The fact that flu viruses are so versatile poses a major challenge to the makers of the vaccines, because they only work well if the vaccine that is determined annually for the flu season actually protects against the strains that are dominant that year. A new mRNA vaccine developed in the US caused an antibody response against all 20 known flu variants in animal tests.
A research collective from the Perelman School of Medicine at the University of Pennsylvania has now tested in animal studies a combination vaccine containing genetic material (mRNA) from all 20 known hemagglutinin types of the influenza A and B viruses. Hemagglutinin is the protein of the flu virus to which the human immune system responds with an immune response following infection or vaccination.
Modeled after Covid mRNA vaccine
The mRNA nanoparticle vaccine was modeled exactly on the approved mRNA vaccines against Covid-19 (from Biontech/Pfizer and Moderna). In mice, the vaccine elicited an antibody response against all 20 flu strains. The concentration of the antibodies in the blood had not fallen even after 118 days. That could speak of protection for a season, the researchers report in the journal Science.
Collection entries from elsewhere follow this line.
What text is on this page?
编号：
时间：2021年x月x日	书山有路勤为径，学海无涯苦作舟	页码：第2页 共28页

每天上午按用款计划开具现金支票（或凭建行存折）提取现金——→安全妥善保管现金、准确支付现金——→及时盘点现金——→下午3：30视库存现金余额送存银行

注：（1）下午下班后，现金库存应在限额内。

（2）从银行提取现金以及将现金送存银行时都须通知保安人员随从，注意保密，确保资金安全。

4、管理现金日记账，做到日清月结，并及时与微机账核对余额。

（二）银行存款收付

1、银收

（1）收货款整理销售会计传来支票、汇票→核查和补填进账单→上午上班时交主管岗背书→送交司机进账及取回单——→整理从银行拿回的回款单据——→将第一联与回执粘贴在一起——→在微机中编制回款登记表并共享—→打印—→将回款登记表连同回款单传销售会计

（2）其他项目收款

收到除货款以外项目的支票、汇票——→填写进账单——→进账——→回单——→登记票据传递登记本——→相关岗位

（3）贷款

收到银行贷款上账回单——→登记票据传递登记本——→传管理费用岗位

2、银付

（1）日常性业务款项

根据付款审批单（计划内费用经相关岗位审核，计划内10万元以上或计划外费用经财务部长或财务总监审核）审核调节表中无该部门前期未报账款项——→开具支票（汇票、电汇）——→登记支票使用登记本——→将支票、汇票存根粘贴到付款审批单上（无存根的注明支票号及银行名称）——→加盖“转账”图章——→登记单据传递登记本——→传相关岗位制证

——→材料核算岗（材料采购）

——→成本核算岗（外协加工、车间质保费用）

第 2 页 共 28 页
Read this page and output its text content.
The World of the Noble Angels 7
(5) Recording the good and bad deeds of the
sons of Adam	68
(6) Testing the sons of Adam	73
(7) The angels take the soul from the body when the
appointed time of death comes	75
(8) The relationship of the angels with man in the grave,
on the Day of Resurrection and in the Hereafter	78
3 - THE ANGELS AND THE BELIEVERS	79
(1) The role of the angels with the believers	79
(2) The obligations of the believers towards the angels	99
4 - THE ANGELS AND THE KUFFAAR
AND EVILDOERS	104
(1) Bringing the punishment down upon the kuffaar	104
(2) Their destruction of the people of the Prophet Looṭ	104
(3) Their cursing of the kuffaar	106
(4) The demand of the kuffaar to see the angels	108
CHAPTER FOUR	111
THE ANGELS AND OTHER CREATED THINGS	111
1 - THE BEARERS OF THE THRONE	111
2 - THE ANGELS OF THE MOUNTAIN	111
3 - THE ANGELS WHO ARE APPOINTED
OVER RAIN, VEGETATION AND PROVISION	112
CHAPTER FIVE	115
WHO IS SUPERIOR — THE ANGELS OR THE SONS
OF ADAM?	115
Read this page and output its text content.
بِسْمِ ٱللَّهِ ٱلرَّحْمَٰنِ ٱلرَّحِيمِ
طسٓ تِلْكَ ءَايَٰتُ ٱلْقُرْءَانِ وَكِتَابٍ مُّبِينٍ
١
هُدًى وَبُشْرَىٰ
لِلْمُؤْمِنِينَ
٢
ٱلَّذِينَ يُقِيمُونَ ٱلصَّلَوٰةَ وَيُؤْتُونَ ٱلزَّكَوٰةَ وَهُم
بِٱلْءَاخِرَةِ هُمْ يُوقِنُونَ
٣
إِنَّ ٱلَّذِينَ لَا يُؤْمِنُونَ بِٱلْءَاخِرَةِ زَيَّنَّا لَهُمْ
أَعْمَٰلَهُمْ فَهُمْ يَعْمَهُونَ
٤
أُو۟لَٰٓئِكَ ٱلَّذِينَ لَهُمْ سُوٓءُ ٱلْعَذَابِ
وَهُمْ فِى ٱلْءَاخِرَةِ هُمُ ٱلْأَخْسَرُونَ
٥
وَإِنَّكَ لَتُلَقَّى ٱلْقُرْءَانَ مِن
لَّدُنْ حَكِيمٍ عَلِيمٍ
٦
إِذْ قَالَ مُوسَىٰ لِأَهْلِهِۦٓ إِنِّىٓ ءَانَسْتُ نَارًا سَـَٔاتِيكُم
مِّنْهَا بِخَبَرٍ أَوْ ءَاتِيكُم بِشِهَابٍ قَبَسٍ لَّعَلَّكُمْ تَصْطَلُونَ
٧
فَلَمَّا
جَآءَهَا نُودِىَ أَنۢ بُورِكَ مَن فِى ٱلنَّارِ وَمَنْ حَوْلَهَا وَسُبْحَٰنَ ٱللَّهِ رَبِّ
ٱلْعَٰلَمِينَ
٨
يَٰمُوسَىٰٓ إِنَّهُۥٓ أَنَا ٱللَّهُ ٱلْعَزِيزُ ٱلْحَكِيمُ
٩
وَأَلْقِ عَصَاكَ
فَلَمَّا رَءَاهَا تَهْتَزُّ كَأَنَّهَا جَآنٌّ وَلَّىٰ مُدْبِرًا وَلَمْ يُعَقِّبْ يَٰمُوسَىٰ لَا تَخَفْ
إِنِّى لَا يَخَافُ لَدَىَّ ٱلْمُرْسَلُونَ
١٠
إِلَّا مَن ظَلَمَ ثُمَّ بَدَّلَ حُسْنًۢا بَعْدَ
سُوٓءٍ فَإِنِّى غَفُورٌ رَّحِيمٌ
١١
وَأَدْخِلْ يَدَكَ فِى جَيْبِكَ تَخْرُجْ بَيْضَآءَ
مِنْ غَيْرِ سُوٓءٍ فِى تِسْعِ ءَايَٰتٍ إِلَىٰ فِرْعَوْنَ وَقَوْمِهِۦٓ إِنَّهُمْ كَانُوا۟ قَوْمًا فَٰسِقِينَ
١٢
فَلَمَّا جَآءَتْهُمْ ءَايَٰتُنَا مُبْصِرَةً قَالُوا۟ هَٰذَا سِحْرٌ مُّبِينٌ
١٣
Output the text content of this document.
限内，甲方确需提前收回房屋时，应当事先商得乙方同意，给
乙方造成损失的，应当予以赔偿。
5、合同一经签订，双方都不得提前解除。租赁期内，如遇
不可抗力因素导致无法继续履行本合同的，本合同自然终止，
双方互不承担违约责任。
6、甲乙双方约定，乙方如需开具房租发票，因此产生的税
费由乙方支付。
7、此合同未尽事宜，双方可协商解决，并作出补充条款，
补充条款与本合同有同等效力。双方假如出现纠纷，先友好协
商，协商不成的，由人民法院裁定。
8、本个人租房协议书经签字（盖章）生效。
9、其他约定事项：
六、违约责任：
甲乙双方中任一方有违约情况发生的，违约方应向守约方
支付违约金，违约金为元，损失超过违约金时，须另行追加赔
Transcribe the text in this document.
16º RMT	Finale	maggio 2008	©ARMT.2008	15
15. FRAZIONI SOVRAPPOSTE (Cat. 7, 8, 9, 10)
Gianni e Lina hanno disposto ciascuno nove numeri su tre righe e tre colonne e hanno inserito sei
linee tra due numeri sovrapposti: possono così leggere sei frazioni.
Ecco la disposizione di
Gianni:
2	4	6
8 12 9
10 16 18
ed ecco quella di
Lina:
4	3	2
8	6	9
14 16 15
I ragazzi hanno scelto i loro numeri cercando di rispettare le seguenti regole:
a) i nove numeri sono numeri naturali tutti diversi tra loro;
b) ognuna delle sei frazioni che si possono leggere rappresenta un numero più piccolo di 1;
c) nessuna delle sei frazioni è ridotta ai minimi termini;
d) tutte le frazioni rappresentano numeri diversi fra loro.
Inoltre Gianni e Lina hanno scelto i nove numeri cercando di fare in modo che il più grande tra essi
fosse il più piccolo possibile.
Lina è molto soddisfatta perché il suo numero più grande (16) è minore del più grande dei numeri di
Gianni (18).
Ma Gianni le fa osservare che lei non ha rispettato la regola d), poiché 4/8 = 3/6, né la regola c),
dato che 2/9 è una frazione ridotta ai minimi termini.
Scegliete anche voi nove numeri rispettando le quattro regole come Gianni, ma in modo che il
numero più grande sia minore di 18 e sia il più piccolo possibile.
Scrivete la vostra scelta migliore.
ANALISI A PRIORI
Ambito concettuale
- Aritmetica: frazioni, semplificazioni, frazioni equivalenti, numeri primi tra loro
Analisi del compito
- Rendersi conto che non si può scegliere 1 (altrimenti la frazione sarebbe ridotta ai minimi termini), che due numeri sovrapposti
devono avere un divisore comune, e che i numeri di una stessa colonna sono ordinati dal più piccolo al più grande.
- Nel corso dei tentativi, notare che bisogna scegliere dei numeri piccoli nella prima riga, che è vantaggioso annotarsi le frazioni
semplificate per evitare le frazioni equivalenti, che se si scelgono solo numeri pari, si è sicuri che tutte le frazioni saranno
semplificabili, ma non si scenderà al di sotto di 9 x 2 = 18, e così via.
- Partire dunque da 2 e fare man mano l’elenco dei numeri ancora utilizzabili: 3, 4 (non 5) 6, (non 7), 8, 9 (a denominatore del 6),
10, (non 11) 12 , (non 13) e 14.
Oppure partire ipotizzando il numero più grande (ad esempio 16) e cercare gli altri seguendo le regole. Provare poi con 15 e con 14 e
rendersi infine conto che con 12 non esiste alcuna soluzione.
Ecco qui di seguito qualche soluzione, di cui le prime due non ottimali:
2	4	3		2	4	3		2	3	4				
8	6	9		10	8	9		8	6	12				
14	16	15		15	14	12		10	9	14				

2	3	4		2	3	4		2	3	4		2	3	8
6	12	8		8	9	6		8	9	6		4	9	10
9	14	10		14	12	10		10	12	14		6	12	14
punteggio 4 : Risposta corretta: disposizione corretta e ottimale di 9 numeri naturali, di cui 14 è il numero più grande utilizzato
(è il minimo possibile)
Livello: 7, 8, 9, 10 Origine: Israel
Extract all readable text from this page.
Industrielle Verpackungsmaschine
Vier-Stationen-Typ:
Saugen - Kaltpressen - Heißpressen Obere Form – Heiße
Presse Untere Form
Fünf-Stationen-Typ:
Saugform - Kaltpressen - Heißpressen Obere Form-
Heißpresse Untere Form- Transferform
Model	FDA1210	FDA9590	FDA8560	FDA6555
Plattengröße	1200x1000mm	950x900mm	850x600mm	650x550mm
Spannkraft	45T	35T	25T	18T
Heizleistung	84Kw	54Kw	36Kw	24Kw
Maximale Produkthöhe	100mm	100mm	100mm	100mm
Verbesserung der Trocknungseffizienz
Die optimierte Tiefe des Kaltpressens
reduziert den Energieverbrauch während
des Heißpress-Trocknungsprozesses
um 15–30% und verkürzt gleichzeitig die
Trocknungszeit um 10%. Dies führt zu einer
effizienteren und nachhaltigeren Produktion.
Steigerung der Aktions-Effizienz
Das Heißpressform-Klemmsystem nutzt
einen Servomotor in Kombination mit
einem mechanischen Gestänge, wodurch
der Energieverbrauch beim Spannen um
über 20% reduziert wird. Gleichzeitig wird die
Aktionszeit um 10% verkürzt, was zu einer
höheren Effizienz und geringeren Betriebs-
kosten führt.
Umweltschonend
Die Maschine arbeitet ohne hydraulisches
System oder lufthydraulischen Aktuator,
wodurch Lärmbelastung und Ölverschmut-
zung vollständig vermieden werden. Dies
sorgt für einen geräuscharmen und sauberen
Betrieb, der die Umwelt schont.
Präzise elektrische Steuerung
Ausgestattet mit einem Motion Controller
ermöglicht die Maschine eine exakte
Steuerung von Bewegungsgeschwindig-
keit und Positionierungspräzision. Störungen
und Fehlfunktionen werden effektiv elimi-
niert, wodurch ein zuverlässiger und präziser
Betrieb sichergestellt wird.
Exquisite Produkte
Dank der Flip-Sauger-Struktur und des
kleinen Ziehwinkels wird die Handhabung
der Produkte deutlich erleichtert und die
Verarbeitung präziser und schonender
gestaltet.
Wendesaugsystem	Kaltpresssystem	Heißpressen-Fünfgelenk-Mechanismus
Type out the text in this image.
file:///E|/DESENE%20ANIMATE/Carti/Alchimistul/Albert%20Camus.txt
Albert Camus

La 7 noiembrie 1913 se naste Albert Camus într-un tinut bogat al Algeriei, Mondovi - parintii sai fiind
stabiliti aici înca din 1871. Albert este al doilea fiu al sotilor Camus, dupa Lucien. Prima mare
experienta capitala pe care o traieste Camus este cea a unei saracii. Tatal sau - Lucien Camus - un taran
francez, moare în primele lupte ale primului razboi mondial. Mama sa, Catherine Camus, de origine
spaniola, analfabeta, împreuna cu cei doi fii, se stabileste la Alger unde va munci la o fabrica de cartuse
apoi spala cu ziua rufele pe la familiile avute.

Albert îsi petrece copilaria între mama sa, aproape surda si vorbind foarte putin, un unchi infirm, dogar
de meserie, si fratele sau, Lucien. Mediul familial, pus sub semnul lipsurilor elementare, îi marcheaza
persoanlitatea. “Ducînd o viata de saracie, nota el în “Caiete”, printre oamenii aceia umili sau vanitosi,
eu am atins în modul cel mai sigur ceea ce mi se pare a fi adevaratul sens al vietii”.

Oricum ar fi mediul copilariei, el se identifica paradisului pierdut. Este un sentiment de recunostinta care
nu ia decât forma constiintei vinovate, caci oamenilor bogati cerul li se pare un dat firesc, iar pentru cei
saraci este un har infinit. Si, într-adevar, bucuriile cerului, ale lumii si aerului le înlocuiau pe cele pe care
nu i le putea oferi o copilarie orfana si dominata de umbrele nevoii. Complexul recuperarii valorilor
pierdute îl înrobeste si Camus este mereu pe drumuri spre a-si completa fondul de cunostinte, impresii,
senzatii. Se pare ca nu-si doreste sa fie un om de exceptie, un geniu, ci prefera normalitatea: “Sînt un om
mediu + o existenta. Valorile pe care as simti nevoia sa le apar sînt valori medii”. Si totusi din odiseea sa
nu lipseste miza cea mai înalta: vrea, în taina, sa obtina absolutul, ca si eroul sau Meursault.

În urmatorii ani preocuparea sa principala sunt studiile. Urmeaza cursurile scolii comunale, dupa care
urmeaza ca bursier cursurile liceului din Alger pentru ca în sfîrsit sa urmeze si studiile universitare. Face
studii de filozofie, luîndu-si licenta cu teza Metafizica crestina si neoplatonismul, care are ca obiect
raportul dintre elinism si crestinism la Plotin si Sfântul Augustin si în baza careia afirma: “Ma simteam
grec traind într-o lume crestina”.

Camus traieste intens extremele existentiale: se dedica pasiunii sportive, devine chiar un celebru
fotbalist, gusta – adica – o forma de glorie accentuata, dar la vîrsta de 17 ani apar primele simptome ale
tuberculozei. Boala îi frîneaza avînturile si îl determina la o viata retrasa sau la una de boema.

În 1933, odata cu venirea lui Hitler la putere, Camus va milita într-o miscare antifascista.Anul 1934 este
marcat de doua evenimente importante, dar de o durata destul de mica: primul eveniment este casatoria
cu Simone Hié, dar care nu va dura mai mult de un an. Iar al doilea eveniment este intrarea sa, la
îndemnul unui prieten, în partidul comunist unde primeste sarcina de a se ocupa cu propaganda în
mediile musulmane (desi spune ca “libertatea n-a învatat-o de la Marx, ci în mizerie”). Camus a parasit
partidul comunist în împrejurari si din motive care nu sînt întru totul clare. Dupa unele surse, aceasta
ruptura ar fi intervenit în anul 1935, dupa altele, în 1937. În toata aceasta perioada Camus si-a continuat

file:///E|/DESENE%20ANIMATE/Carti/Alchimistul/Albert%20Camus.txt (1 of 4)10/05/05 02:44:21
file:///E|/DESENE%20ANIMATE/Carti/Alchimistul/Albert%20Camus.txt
Video: How mRNA Vaccines Work
May also be effective against bird flu
In the first preclinical tests, mice were vaccinated against certain death from flu. Vaccinated ferrets also survived the infection, which is about 50 percent fatal in this species without vaccination. Since all known hemagglutinin variants were included in the vaccine, such a vaccine could possibly also help against bird flu, it is said.
“Tests in animal models showed that this vaccine dramatically reduced the symptoms of the disease and protected against death – even when the animals were exposed to flu strains other than those in the vaccine,” the University of Pennsylvania reports on its site.
Fewer sick people and deaths in a pandemic
“The idea was to create a vaccine that would give people basic immunity against different flu strains. That should lead to much fewer illnesses and deaths in the next flu pandemic,” said lead author Scott Hensley of the Perelman School of Medicine at the University of Pennsylvania.
The advantage of mRNA vaccines: they can be produced much more cheaply and adapted more quickly because the antigens no longer have to be produced artificially. Instead, the vaccinees are injected with the RNA for the antigens. Vaccine production takes place in the body of the immunized.
Faster adaptation to new variants possible
The vaccines can also be adapted more quickly than the current flu vaccines. Today, these mostly contain dead viruses (or protein parts; note), 90 percent of which are reproduced in chicken embryos, requiring half a billion eggs a year. This is not only expensive, but also time consuming.